Zhitong Finance APP was informed that on Wednesday, the Federal Reserve announced the minutes of the Federal Open Market Committee (FOMC) monetary policy meeting on July 27-28. The minutes of the meeting suggested that Fed officials made a plan at the meeting in July to slow down the monthly bond purchases before the end of the year. This is the first time that the Federal Reserve explicitly discussed reducing the scale of bond purchases at the meeting after the outbreak of the COVID-19 epidemic. However, officials want to make it clear that reducing bond purchases is not a precursor to the upcoming interest rate hike. The minutes of the meeting also pointed out that "some" officials would rather wait until the beginning of 2022 to start layoffs.

After the minutes were published, the yield of US 10-year treasury bonds fell by 4 basis points to 1.268% in the short term. The US dollar index DXY continued to fall, and the short-term decline expanded by 30 points to 93.02; The three major US stock indexes rose in the short term, and the Nasdaq rose once, but the three major stock indexes accelerated their decline in the late session. At the close, the Nasdaq index fell 0.89%, while the Dow and the Standard & Poor's 500 index fell more than 1%. Bitcoin reported $46,000/piece, up nearly 3% that day.

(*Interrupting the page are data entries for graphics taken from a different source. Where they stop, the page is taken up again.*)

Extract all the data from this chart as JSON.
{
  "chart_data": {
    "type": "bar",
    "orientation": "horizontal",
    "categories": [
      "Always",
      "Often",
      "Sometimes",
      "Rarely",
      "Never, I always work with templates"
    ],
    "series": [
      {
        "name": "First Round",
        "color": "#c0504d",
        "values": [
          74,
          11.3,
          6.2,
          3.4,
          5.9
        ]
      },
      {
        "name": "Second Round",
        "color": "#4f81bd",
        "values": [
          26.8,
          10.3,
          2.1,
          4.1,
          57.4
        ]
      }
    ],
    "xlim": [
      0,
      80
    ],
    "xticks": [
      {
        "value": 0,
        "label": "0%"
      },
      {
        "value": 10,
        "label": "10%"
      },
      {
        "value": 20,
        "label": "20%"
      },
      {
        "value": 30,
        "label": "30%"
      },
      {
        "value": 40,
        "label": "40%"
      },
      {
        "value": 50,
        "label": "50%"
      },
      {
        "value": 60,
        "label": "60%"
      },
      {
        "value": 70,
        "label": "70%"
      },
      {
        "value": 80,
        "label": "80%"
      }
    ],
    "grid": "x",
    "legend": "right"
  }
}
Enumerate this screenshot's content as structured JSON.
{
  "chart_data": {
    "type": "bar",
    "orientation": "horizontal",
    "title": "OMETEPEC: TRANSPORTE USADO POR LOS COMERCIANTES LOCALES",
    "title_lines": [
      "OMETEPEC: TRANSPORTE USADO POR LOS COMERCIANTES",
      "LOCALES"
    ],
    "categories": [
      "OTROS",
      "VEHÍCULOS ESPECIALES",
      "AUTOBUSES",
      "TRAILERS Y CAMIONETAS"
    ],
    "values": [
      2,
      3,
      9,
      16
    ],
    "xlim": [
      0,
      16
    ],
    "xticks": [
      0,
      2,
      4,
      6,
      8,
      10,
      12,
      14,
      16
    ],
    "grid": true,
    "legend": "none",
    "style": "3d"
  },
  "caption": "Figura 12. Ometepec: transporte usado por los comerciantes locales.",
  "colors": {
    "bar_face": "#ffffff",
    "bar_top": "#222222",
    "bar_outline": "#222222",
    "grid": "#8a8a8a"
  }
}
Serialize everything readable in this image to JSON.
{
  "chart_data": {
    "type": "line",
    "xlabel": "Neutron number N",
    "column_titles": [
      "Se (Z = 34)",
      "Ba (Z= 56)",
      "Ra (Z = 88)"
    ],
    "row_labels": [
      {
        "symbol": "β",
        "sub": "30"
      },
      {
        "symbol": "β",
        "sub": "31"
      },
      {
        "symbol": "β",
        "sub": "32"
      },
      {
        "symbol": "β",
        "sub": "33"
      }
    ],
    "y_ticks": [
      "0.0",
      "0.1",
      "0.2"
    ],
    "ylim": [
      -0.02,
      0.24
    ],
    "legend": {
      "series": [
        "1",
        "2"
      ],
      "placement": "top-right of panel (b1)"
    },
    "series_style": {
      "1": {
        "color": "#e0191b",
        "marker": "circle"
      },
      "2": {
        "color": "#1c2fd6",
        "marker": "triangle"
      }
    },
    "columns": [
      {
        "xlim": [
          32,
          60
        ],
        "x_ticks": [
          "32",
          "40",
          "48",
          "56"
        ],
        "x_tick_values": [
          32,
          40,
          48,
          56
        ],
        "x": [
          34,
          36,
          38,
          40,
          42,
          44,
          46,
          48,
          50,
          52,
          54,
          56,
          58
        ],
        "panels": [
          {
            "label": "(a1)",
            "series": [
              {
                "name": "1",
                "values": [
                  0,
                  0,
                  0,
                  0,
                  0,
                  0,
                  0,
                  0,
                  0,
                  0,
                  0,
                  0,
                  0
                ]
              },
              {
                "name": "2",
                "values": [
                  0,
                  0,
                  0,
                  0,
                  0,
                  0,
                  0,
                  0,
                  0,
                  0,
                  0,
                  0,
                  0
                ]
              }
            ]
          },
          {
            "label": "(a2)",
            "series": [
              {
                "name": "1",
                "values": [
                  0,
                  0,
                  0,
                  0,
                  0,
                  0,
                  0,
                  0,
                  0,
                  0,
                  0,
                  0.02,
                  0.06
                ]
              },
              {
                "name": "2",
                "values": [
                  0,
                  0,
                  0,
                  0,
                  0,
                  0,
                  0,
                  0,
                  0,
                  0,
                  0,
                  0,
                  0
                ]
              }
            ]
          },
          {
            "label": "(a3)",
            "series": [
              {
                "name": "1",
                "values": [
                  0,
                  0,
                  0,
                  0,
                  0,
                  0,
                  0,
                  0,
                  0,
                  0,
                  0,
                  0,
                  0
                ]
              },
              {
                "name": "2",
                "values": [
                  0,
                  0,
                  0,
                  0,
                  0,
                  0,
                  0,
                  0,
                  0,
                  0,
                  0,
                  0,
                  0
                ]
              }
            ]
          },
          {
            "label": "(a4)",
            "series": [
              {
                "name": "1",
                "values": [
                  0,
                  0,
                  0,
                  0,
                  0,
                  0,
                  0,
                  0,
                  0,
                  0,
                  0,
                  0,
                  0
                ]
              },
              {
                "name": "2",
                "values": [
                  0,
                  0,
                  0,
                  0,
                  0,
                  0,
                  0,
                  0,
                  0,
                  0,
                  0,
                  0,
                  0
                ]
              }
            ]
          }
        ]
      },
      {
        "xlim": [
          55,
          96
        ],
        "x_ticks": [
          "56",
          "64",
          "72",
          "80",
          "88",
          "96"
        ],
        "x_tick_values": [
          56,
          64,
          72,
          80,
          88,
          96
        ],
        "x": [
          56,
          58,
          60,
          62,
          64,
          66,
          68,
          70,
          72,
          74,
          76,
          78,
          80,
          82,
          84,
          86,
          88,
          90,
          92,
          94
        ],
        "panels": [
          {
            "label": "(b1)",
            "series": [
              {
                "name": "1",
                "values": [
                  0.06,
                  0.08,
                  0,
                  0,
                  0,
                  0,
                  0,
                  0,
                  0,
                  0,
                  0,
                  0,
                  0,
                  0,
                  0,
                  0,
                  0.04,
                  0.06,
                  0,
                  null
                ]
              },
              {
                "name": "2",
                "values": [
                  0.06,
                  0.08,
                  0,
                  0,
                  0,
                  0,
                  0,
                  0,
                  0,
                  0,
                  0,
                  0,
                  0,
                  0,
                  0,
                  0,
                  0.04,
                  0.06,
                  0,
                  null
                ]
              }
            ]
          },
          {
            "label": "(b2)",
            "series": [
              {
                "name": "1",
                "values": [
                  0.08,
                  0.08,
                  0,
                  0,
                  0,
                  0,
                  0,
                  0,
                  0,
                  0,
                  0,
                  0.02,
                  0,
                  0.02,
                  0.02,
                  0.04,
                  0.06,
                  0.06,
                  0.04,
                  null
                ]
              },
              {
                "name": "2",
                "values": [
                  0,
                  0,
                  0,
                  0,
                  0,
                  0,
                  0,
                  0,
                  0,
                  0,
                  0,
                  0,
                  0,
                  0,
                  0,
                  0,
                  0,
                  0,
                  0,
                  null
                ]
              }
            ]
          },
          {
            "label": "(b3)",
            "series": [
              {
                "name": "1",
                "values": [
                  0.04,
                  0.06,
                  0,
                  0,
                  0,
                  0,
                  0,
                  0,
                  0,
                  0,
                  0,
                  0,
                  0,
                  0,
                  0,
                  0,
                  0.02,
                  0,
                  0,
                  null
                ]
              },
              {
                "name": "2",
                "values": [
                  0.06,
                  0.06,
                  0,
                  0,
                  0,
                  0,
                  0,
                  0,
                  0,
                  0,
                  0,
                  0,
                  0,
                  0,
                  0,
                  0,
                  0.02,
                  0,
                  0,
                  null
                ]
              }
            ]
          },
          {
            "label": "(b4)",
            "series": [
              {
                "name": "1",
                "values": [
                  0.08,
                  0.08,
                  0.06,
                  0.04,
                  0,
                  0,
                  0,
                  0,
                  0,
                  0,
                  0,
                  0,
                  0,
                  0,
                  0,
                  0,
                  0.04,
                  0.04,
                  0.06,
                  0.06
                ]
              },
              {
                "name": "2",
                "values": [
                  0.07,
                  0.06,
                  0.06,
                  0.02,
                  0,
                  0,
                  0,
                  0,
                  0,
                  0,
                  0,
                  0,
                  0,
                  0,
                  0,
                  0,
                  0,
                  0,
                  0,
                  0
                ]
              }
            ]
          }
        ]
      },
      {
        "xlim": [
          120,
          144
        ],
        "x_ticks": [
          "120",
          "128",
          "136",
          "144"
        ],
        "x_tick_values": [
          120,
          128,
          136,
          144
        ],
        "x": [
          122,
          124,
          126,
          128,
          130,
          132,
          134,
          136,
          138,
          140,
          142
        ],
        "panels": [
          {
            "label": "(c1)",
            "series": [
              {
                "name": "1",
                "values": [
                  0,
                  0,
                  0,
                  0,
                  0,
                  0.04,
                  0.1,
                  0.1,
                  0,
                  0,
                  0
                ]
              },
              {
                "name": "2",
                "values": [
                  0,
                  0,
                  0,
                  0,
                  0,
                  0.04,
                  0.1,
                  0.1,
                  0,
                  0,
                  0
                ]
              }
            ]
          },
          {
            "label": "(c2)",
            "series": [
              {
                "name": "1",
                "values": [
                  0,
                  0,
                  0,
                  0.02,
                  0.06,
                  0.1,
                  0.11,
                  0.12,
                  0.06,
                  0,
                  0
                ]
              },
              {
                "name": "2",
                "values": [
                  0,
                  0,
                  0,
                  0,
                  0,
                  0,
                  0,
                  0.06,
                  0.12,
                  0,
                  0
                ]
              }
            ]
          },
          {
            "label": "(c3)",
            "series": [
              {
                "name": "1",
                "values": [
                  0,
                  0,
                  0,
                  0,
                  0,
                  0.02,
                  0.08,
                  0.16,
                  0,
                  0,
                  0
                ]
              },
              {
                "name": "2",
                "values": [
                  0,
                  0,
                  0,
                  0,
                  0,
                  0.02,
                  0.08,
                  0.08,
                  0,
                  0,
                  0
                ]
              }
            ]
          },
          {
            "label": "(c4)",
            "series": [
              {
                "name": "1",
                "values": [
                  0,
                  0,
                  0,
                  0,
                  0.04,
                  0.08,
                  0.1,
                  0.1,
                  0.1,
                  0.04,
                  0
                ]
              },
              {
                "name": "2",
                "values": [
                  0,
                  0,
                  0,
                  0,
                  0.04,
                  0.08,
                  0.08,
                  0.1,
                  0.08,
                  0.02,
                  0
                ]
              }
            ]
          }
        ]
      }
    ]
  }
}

According to the minutes of the meeting, the participating officials discussed the progress of asset purchase, including FOMC's realization of full employment and price stability, and also considered how to adjust asset purchase when economic conditions are met. Officials said that the Fed may reach the threshold of reducing its bond purchases this year. "Looking ahead, most participants pointed out that if the economy develops according to their expectations, they think it may be appropriate to start slowing down the pace of asset purchases this year. The economy has reached the inflation target and is close to satisfaction with the progress of employment growth. "

However, members of the Committee generally believe that employment has not yet reached the "substantial further progress" standard set by the Federal Reserve before considering raising interest rates.

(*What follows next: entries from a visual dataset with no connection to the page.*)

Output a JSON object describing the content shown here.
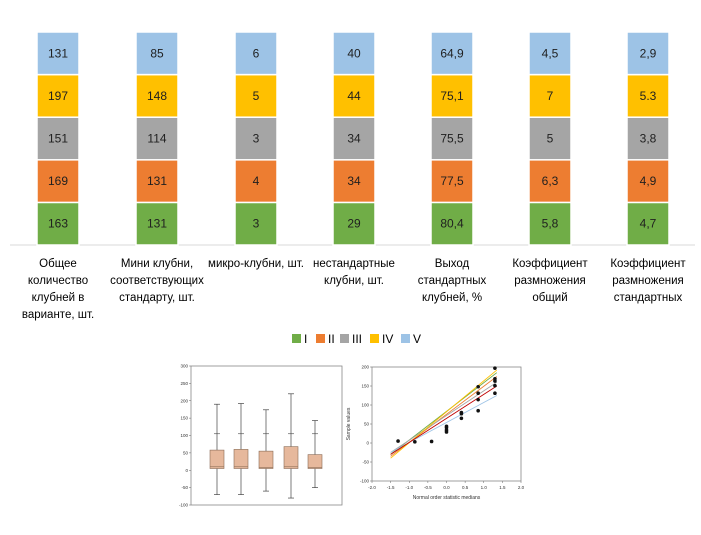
{
  "chart_data": [
    {
      "type": "bar",
      "stacked": true,
      "categories": [
        [
          "Общее",
          "количество",
          "клубней в",
          "варианте, шт."
        ],
        [
          "Мини клубни,",
          "соответствующих",
          "стандарту, шт."
        ],
        [
          "микро-клубни, шт."
        ],
        [
          "нестандартные",
          "клубни, шт."
        ],
        [
          "Выход",
          "стандартных",
          "клубней, %"
        ],
        [
          "Коэффициент",
          "размножения",
          "общий"
        ],
        [
          "Коэффициент",
          "размножения",
          "стандартных"
        ]
      ],
      "series": [
        {
          "name": "I",
          "color": "#70ad47",
          "values": [
            "163",
            "131",
            "3",
            "29",
            "80,4",
            "5,8",
            "4,7"
          ]
        },
        {
          "name": "II",
          "color": "#ed7d31",
          "values": [
            "169",
            "131",
            "4",
            "34",
            "77,5",
            "6,3",
            "4,9"
          ]
        },
        {
          "name": "III",
          "color": "#a5a5a5",
          "values": [
            "151",
            "114",
            "3",
            "34",
            "75,5",
            "5",
            "3,8"
          ]
        },
        {
          "name": "IV",
          "color": "#ffc000",
          "values": [
            "197",
            "148",
            "5",
            "44",
            "75,1",
            "7",
            "5.3"
          ]
        },
        {
          "name": "V",
          "color": "#9dc3e6",
          "values": [
            "131",
            "85",
            "6",
            "40",
            "64,9",
            "4,5",
            "2,9"
          ]
        }
      ],
      "grid": false,
      "legend_position": "bottom"
    },
    {
      "type": "box",
      "ylim": [
        -100,
        300
      ],
      "yticks": [
        "300",
        "250",
        "200",
        "150",
        "100",
        "50",
        "0",
        "-50",
        "-100"
      ],
      "boxes": [
        {
          "whisker_low": -70,
          "q1": 5,
          "median": 10,
          "q3": 58,
          "whisker_high": 190
        },
        {
          "whisker_low": -70,
          "q1": 5,
          "median": 10,
          "q3": 60,
          "whisker_high": 192
        },
        {
          "whisker_low": -60,
          "q1": 5,
          "median": 8,
          "q3": 55,
          "whisker_high": 174
        },
        {
          "whisker_low": -80,
          "q1": 5,
          "median": 10,
          "q3": 68,
          "whisker_high": 220
        },
        {
          "whisker_low": -50,
          "q1": 5,
          "median": 8,
          "q3": 45,
          "whisker_high": 143
        }
      ]
    },
    {
      "type": "scatter",
      "xlabel": "Normal order statistic medians",
      "ylabel": "Sample values",
      "xlim": [
        -2,
        2
      ],
      "ylim": [
        -100,
        200
      ],
      "xticks": [
        "-2.0",
        "-1.5",
        "-1.0",
        "-0.5",
        "0.0",
        "0.5",
        "1.0",
        "1.5",
        "2.0"
      ],
      "yticks": [
        "200",
        "150",
        "100",
        "50",
        "0",
        "-50",
        "-100"
      ],
      "points": [
        {
          "x": -1.3,
          "y": 5
        },
        {
          "x": -0.85,
          "y": 3
        },
        {
          "x": -0.4,
          "y": 4
        },
        {
          "x": 0,
          "y": 29
        },
        {
          "x": 0,
          "y": 34
        },
        {
          "x": 0,
          "y": 40
        },
        {
          "x": 0,
          "y": 44
        },
        {
          "x": 0.4,
          "y": 65
        },
        {
          "x": 0.4,
          "y": 77
        },
        {
          "x": 0.4,
          "y": 80
        },
        {
          "x": 0.85,
          "y": 131
        },
        {
          "x": 0.85,
          "y": 148
        },
        {
          "x": 0.85,
          "y": 114
        },
        {
          "x": 0.85,
          "y": 85
        },
        {
          "x": 1.3,
          "y": 163
        },
        {
          "x": 1.3,
          "y": 169
        },
        {
          "x": 1.3,
          "y": 151
        },
        {
          "x": 1.3,
          "y": 197
        },
        {
          "x": 1.3,
          "y": 131
        }
      ],
      "lines": [
        {
          "color": "#70ad47",
          "x1": -1.5,
          "y1": -30,
          "x2": 1.35,
          "y2": 185
        },
        {
          "color": "#ed7d31",
          "x1": -1.5,
          "y1": -35,
          "x2": 1.35,
          "y2": 175
        },
        {
          "color": "#a5a5a5",
          "x1": -1.5,
          "y1": -25,
          "x2": 1.35,
          "y2": 160
        },
        {
          "color": "#ffc000",
          "x1": -1.5,
          "y1": -40,
          "x2": 1.35,
          "y2": 192
        },
        {
          "color": "#9dc3e6",
          "x1": -1.5,
          "y1": -25,
          "x2": 1.35,
          "y2": 125
        },
        {
          "color": "#c00000",
          "x1": -1.5,
          "y1": -30,
          "x2": 1.35,
          "y2": 150
        }
      ]
    }
  ]
}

The minutes show that there are differences of opinion at the decision-making level of the Federal Reserve. Some officials even worry that if the number of cases in COVID-19 continues to rise and may curb economic growth, inflation may fall back to a downward trend.

Several officials said that if the spread of the mutant strain in the United States worsens, they may change their stance on monetary policy. Officials judge that the current economic outlook is "very uncertain", and the variation of COVID-19 Delta and inflation pose challenges. Some participants suggested that since the recent high inflation data may be more persistent than expected, it is prudent to prepare to "start to slow down" the pace of asset purchases relatively quickly. Several other officials believe that "for some time to come" may not decrease.

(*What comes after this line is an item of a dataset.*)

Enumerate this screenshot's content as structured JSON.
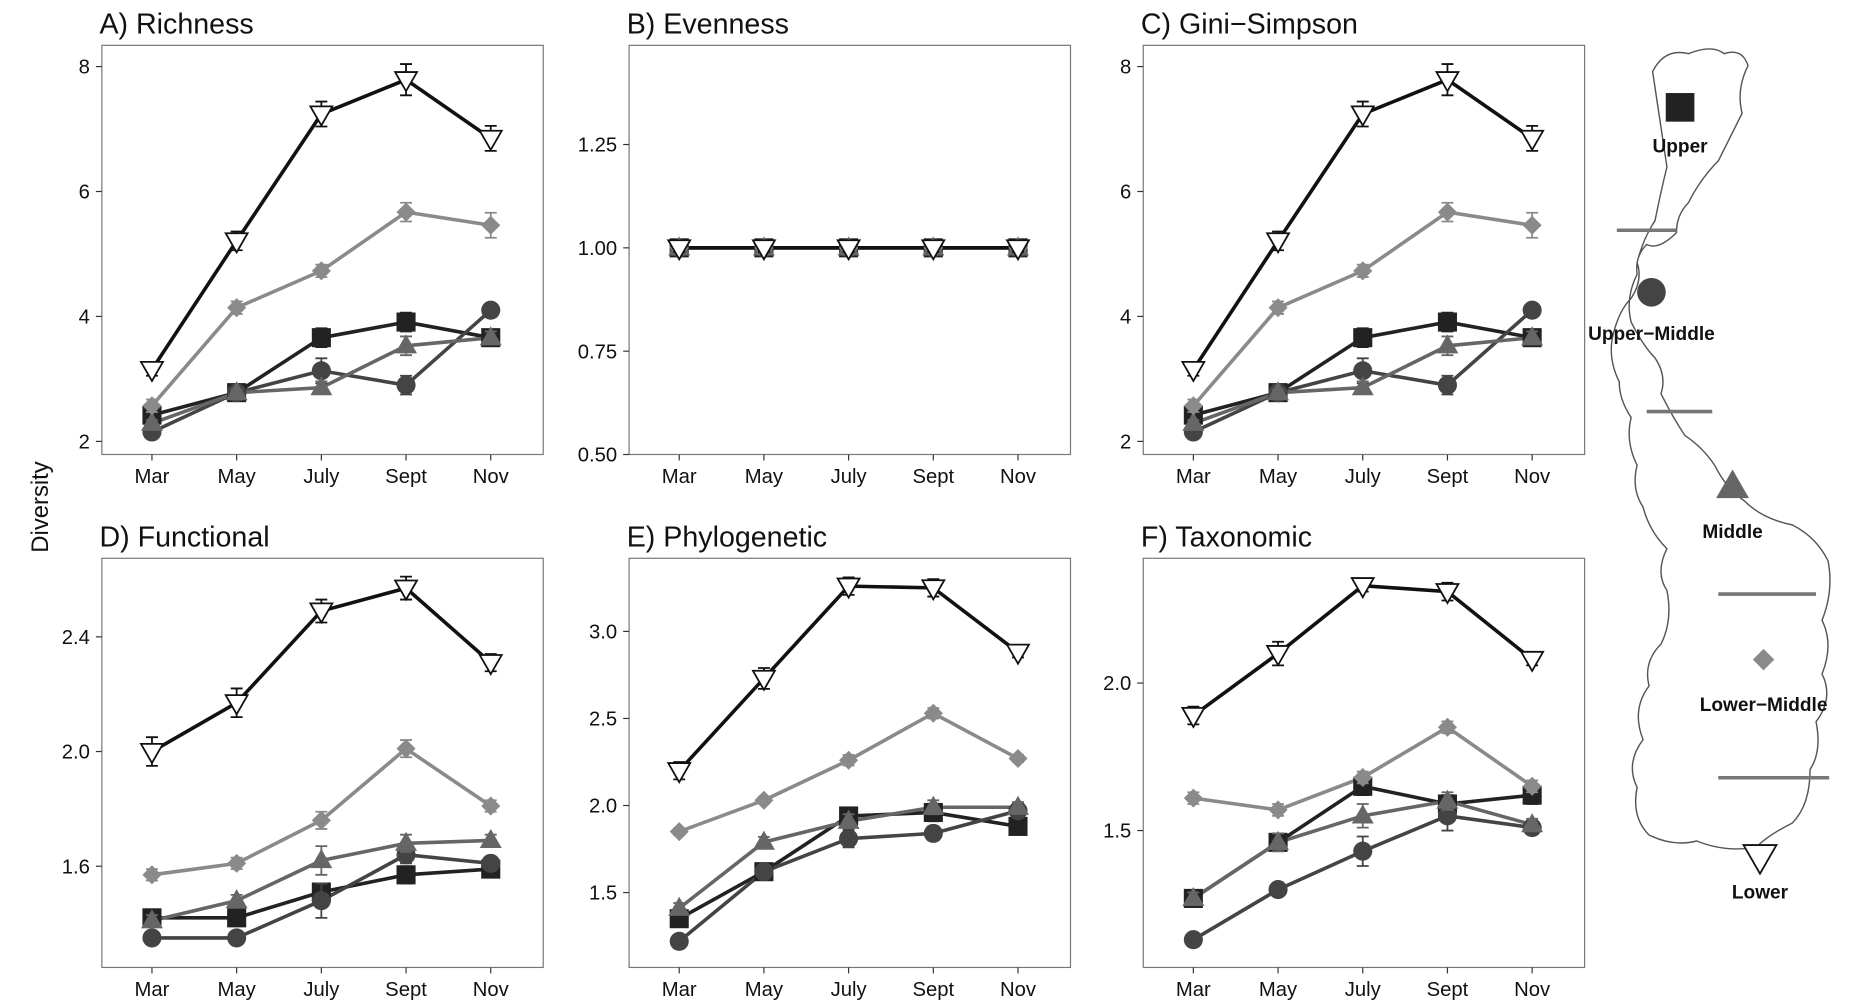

Several participants also pointed out that reducing the scale of asset purchases does not mean tightening the stance of monetary policy, but only means that monetary policy will be further relaxed at a slower pace. This is in line with market expectations. The market thinks that the Fed will begin to shrink its watch soon, but it still thinks that it will not raise interest rates for at least the next year or so. The pricing of futures contracts linked to the Fed's benchmark interest rate shows that the possibility of raising interest rates in June 5438+065438+ 10 is about 50%, and the possibility of raising interest rates in June 5438+February is 69%.

The minutes also show that some participants believe that the code reduction will depend on the economic situation, and the code reduction action has nothing to do with the time of raising interest rates. Some participants also expressed concern that maintaining a highly relaxed financial environment may further increase the risks of the financial system.

Chris anstey, an analyst, said that if we consider that the economic data we have obtained has been weakening since the Fed meeting in July, there is certainly no reason to support the austerity plan announced by the Fed in September. There is no hint in the meeting minutes. If they want to start to reduce the scale of debt purchases in June 5438+February, they need to announce it at the meeting on June 5438+065438+1October 3.